Kur'anın geliş serüveni-1
Hiç bir devletin,hiç bir gücün baskısına maruz kalmayan Allah'u Teala kimseden yaratılış modeli almadan kendisinin istediği gibi ve kendisinin istediği şekilde ruhlar yaratarak her ruha özel bir bedene giydirdi...
Ve yeryüzüne gönderdi...
Yeryüzü insan yaşamına hazırdı... Bütün masalar donatılmış, konuğunu bekliyordu... Yerden ve gökten bütün canlı ve cansız varlık insanın etrafında pır dönüyorlardı... Gökteki güneşten tutun da denizdeki balıklara kadar, güzel bir gülden tutun da yağan kara kadar...

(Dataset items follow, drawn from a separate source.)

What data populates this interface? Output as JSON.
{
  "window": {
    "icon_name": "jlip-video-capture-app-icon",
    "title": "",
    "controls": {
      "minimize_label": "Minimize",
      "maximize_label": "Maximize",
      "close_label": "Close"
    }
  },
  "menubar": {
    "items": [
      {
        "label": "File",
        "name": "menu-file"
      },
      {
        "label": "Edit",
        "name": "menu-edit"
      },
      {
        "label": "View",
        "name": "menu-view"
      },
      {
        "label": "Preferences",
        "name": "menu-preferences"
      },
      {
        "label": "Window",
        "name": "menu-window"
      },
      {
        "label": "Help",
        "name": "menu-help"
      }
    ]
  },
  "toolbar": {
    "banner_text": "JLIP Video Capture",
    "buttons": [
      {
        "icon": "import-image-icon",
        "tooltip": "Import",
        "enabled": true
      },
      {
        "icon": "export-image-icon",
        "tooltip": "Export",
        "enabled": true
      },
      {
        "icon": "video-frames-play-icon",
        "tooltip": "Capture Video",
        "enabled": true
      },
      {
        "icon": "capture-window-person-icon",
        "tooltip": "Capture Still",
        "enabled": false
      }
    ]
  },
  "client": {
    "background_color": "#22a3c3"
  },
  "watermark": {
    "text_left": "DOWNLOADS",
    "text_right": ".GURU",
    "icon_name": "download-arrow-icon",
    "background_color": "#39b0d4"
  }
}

Sevecen kuzulardan tutun da yakalamakta zorlandığımız civcivlere kadar... Hepsi neşe ile insana gösteri yapıyorlar...
Bir çoban, sabahın erken saatlerinde ağılın kapısını açıyor ve neşe ile salıyor yaylalara... akşama doğru süt yeşil otlardan alınan beyaz sütü sağınca yüze ikinci bir neşe gelir...
Ve insan düşünür...
Yerin ve göğün elele tutuşup kendisine hizmet ettiğini yakıni olarak hisseder ve görür...
Ve bu insan evrenin başıboş şekilde yaratılmadığına kanaat getirir...
Ve şaşkınlıkla etrafına bakınır...
Bir sahip arar...
Gözlerini yüce dağlara çevirir... devasa, ama hareketsiz ve dilsiz... başını göğe kaldırır yıdızları ve ay'ı görür... onlar da sessiz gösteri yapanlar arasında, sessiz ve dilsizler...
Bu arada tenini serinleten rüzgar sertleşir ve aynı meltemsi esintiyi vermez... Belliki havanın ayarı ile oynanmış... Derken gökten yavaşça , sessizce ve eğlenerek düşen kar taneciklerini görür... Dokunmak ister ama parmakları arasında erir ve kendine bir yol bularak parmaklar arasında kayar gider...
Kar tanesi de rüzgar gibi üşütür kendisini...
Başını dağlara çevirir... Ağaçlara çevirir ve kalın bir beyaz örtü görür... Yeryüzü gelinliğini giymiştir... Gördüklerini günlüğüne notlamaya başlar...
Aradan aylar geçer rüzgar eski günlerini hatırlar ve meltemsi esmeye başlar... Bahar gelmiştir... Sarı ve cansız yeryüzü yeşile bürünmeye başlar... Sarı renk nereye gitti, yeşil renk nereden geldi?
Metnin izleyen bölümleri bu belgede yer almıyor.